The increase took lace in comparison with relatively low figures, because tourism suffered a hard blow in 2011 with the Arab Spring. The country staged popular uprisings that led to the downfall of Zine El Abdine Ben Ali’s administration. Ben Ali had been in power for over two decades. Political and social instability caused foreigner visits to drop.
To that end, performance last year was still below that of 2010. The total number of visitors was 14.2% lower, according to the TAP.
Europeans were the absolute majority among tourists who travelled to the North African country from January to December 20 last year. There were 2.9 million European visitors, up nearly 40% from 2011. This was in spite of the economic crisis underway in Europe.
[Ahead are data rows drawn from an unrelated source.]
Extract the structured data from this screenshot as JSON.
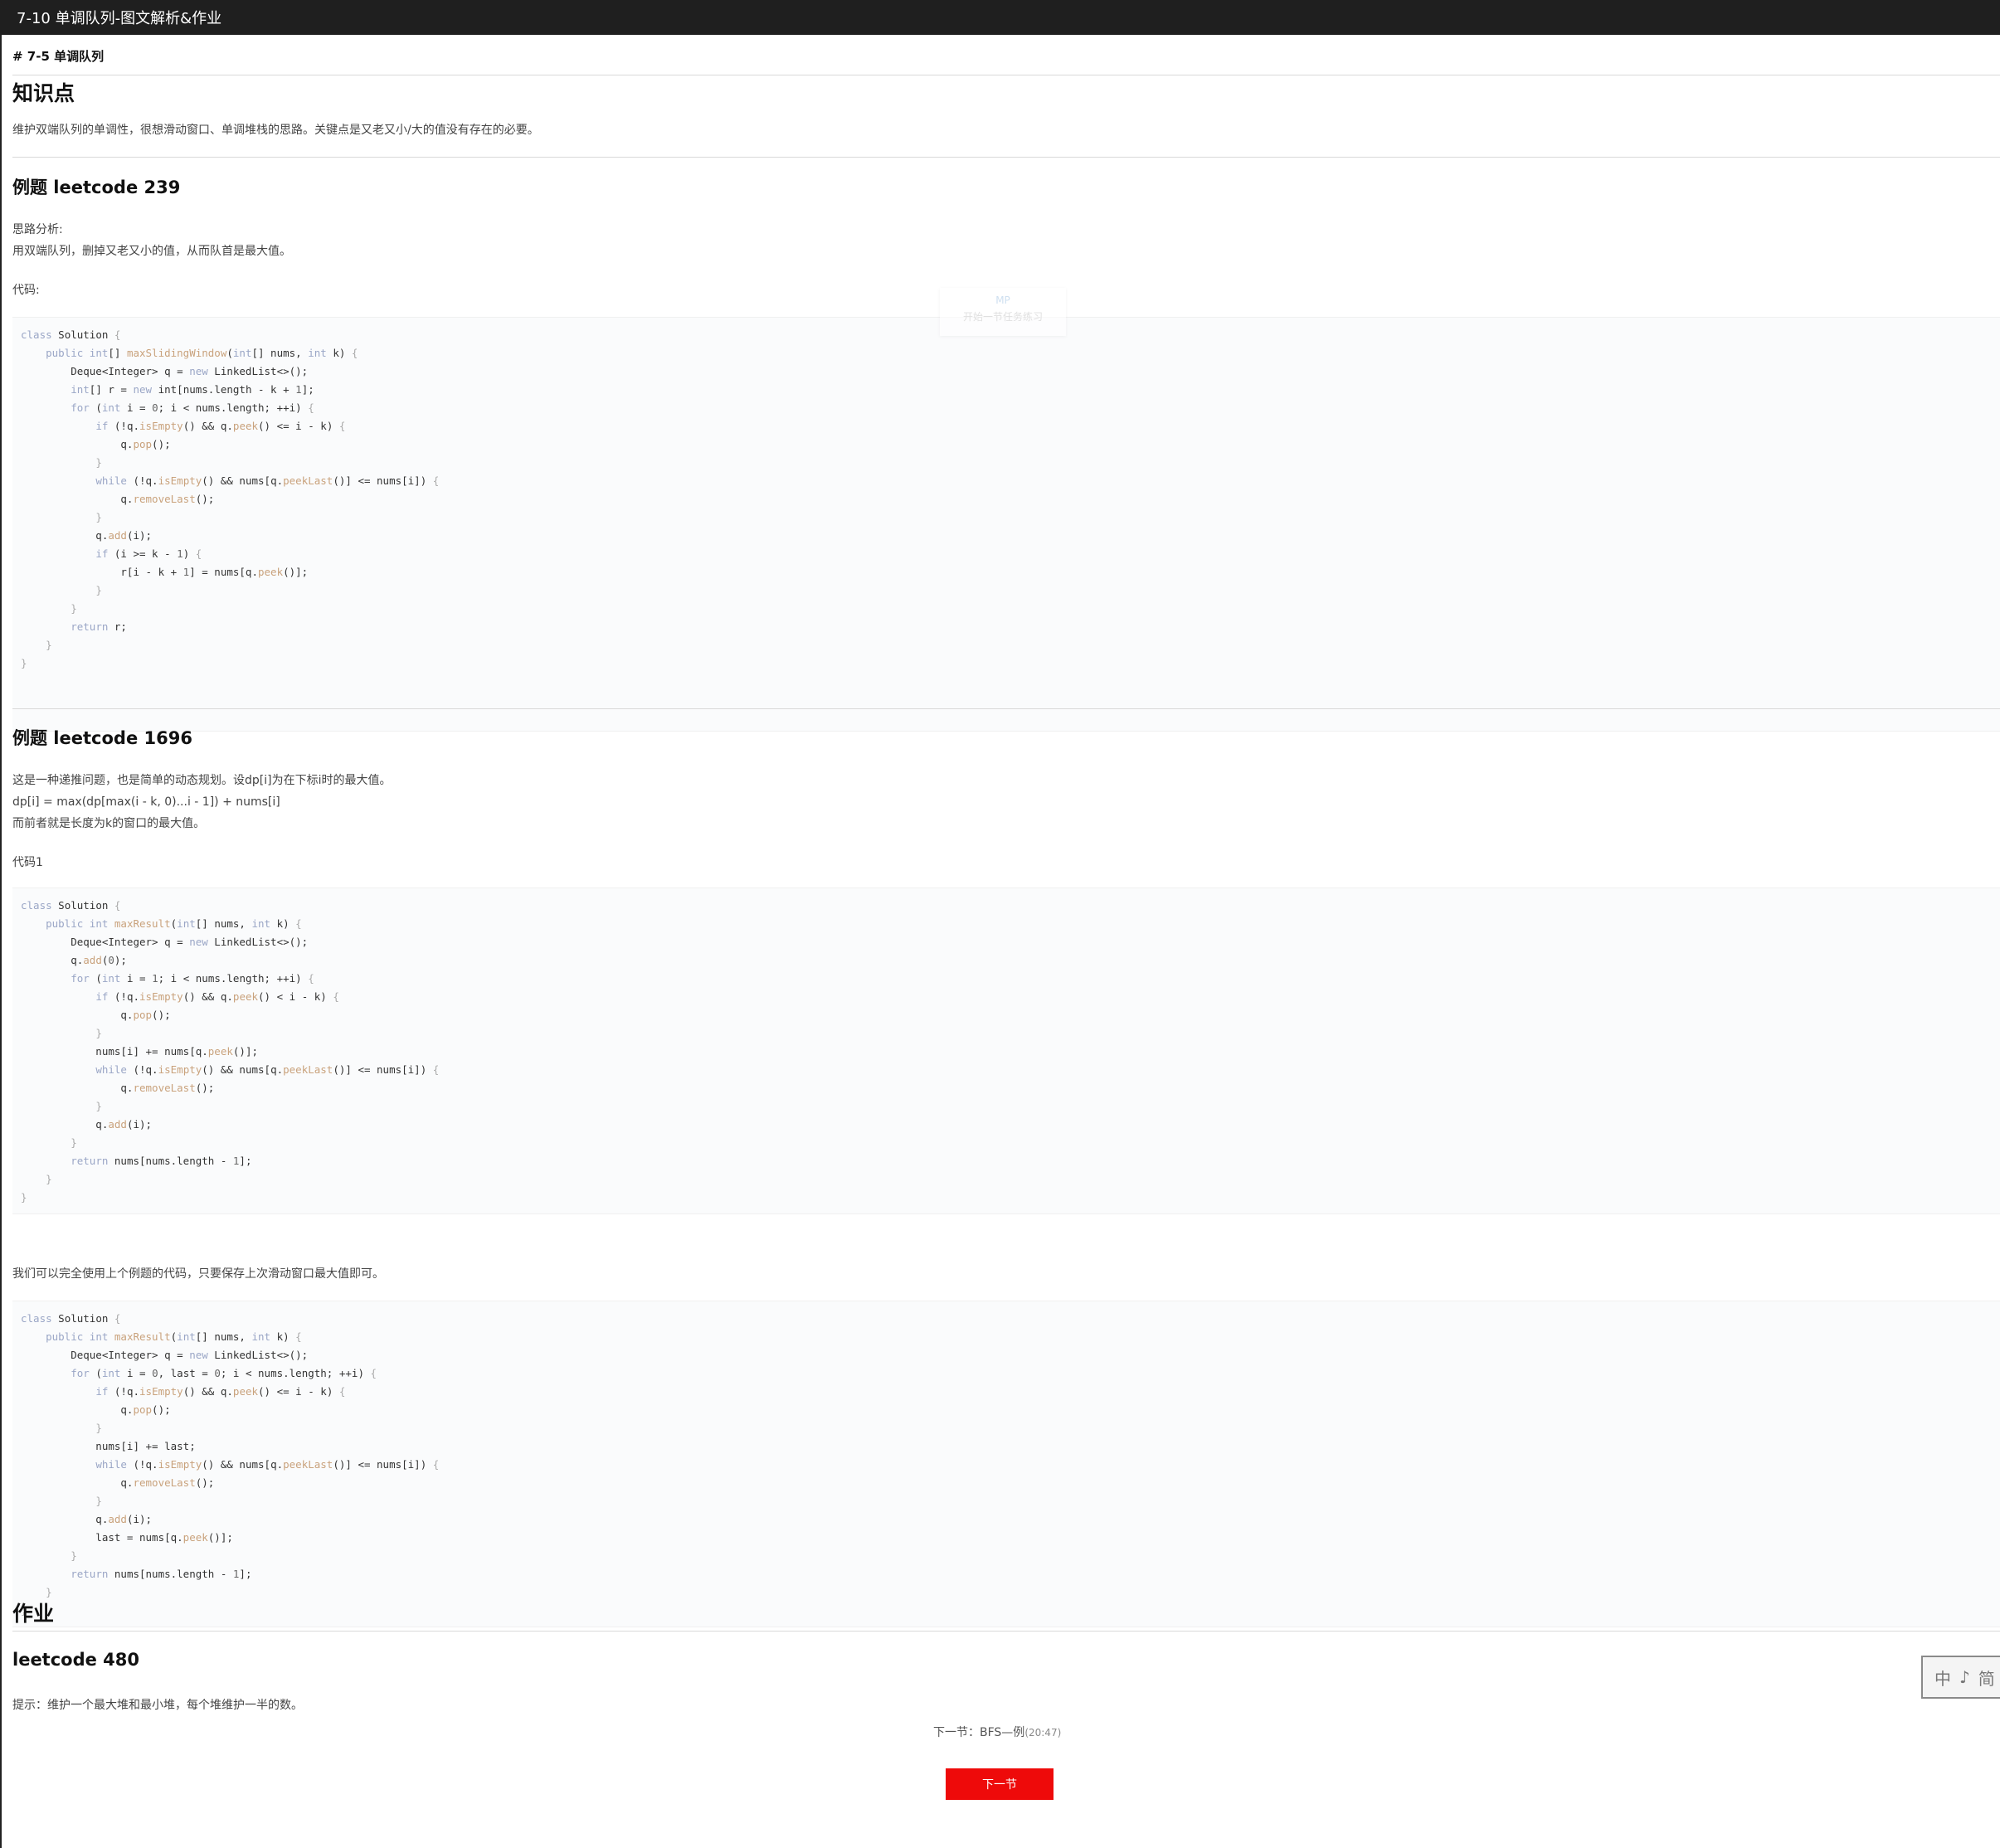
{
  "window": {
    "title": "7-10 单调队列-图文解析&作业"
  },
  "doc_heading": "# 7-5 单调队列",
  "section_knowledge": {
    "title": "知识点",
    "text": "维护双端队列的单调性，很想滑动窗口、单调堆栈的思路。关键点是又老又小/大的值没有存在的必要。"
  },
  "example1": {
    "title": "例题 leetcode 239",
    "analysis_label": "思路分析:",
    "analysis_text": "用双端队列，删掉又老又小的值，从而队首是最大值。",
    "code_label": "代码:"
  },
  "overlay": {
    "line1": "MP",
    "line2": "开始一节任务练习"
  },
  "example2": {
    "title": "例题 leetcode 1696",
    "line1": "这是一种递推问题，也是简单的动态规划。设dp[i]为在下标i时的最大值。",
    "line2": "dp[i] = max(dp[max(i - k, 0)...i - 1]) + nums[i]",
    "line3": "而前者就是长度为k的窗口的最大值。",
    "code_label": "代码1",
    "between_text": "我们可以完全使用上个例题的代码，只要保存上次滑动窗口最大值即可。"
  },
  "homework": {
    "title": "作业",
    "subtitle": "leetcode 480",
    "hint": "提示：维护一个最大堆和最小堆，每个堆维护一半的数。"
  },
  "next": {
    "prefix": "下一节：BFS—例",
    "duration": "(20:47)",
    "button_label": "下一节"
  },
  "stamp": {
    "chars": [
      "中",
      "♪",
      "简"
    ]
  }
}
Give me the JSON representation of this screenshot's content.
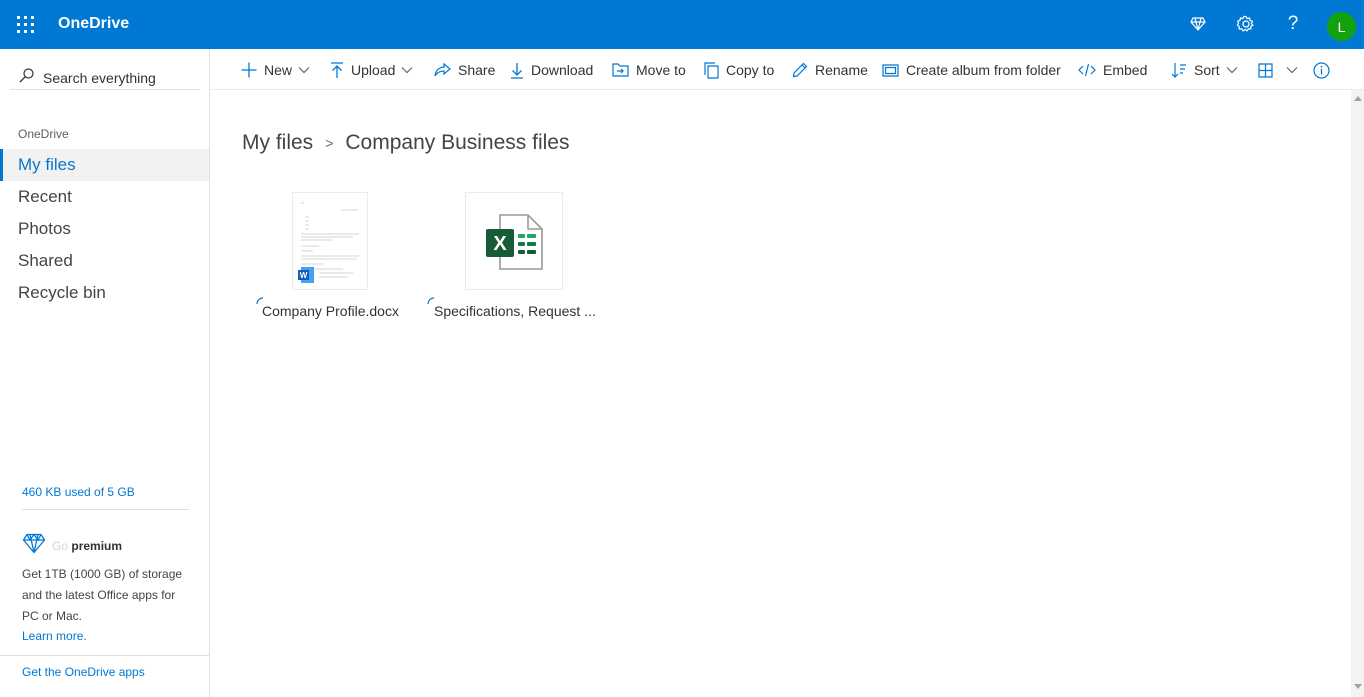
{
  "header": {
    "app_name": "OneDrive",
    "avatar_initial": "L",
    "help_label": "?"
  },
  "sidebar": {
    "search_placeholder": "Search everything",
    "section_heading": "OneDrive",
    "items": [
      {
        "label": "My files",
        "active": true
      },
      {
        "label": "Recent",
        "active": false
      },
      {
        "label": "Photos",
        "active": false
      },
      {
        "label": "Shared",
        "active": false
      },
      {
        "label": "Recycle bin",
        "active": false
      }
    ],
    "storage_text": "460 KB used of 5 GB",
    "premium": {
      "prefix": "Go",
      "title": "premium",
      "description": "Get 1TB (1000 GB) of storage and the latest Office apps for PC or Mac.",
      "learn_more": "Learn more."
    },
    "get_apps": "Get the OneDrive apps"
  },
  "toolbar": {
    "new": "New",
    "upload": "Upload",
    "share": "Share",
    "download": "Download",
    "move_to": "Move to",
    "copy_to": "Copy to",
    "rename": "Rename",
    "create_album": "Create album from folder",
    "embed": "Embed",
    "sort": "Sort"
  },
  "breadcrumb": {
    "root": "My files",
    "separator": ">",
    "current": "Company Business files"
  },
  "files": [
    {
      "name": "Company Profile.docx",
      "type": "word"
    },
    {
      "name": "Specifications, Request ...",
      "type": "excel"
    }
  ],
  "colors": {
    "brand": "#0078d4",
    "avatar": "#13a10e",
    "excel": "#185c37",
    "word": "#185abd"
  }
}
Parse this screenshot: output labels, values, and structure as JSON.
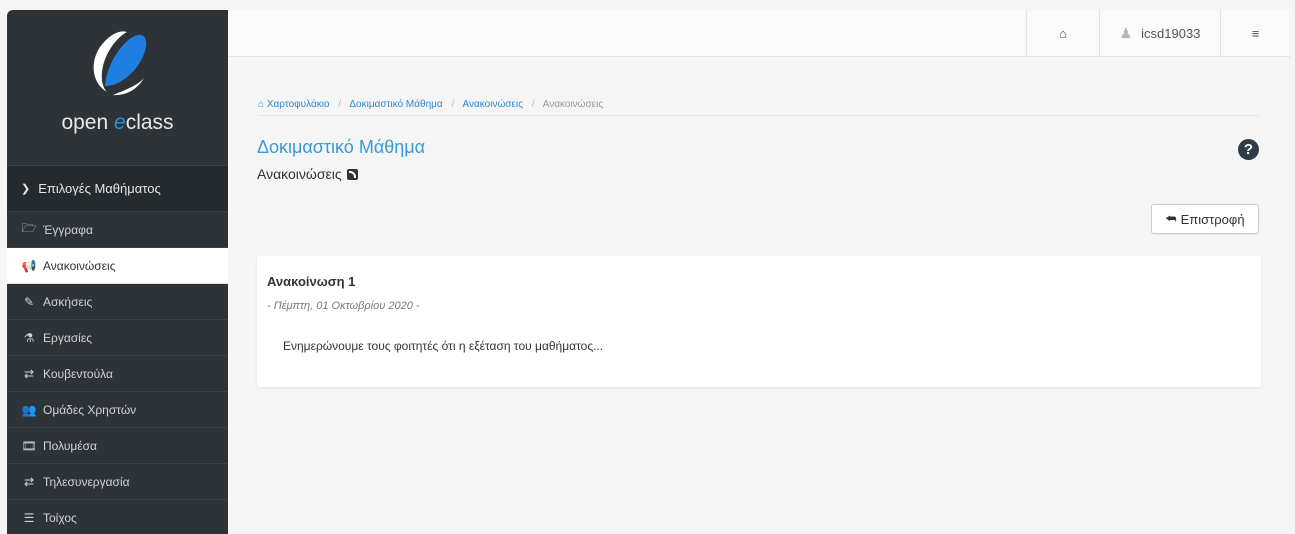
{
  "app": {
    "logo_text_pre": "open ",
    "logo_text_accent": "e",
    "logo_text_post": "class"
  },
  "sidebar": {
    "section_label": "Επιλογές Μαθήματος",
    "items": [
      {
        "label": "Έγγραφα",
        "icon": "folder-icon",
        "glyph": "🗁"
      },
      {
        "label": "Ανακοινώσεις",
        "icon": "bullhorn-icon",
        "glyph": "📢",
        "active": true
      },
      {
        "label": "Ασκήσεις",
        "icon": "edit-icon",
        "glyph": "✎"
      },
      {
        "label": "Εργασίες",
        "icon": "flask-icon",
        "glyph": "⚗"
      },
      {
        "label": "Κουβεντούλα",
        "icon": "exchange-icon",
        "glyph": "⇄"
      },
      {
        "label": "Ομάδες Χρηστών",
        "icon": "users-icon",
        "glyph": "👥"
      },
      {
        "label": "Πολυμέσα",
        "icon": "film-icon",
        "glyph": "🎞"
      },
      {
        "label": "Τηλεσυνεργασία",
        "icon": "exchange-icon",
        "glyph": "⇄"
      },
      {
        "label": "Τοίχος",
        "icon": "list-icon",
        "glyph": "☰"
      }
    ]
  },
  "header": {
    "username": "icsd19033"
  },
  "breadcrumb": {
    "items": [
      "Χαρτοφυλάκιο",
      "Δοκιμαστικό Μάθημα",
      "Ανακοινώσεις"
    ],
    "current": "Ανακοινώσεις"
  },
  "page": {
    "course_title": "Δοκιμαστικό Μάθημα",
    "section_title": "Ανακοινώσεις",
    "help_label": "?",
    "back_label": "Επιστροφή"
  },
  "announcement": {
    "title": "Ανακοίνωση 1",
    "date": "- Πέμπτη, 01 Οκτωβρίου 2020 -",
    "body": "Ενημερώνουμε τους φοιτητές ότι η εξέταση του μαθήματος..."
  }
}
The second main source of visitors is the Maghreb, a region which comprises Morocco, Algeria, Libya and Mauritania, as well as Tunisia itself. The country received 2.7 million tourists from the region, up 20.6% from the preceding year. There was also a 27.2% increase in the number of tourists from the United States, up to nearly 28,000.
On the other hand, the number of visitors from the Middle East, Africa and China dropped.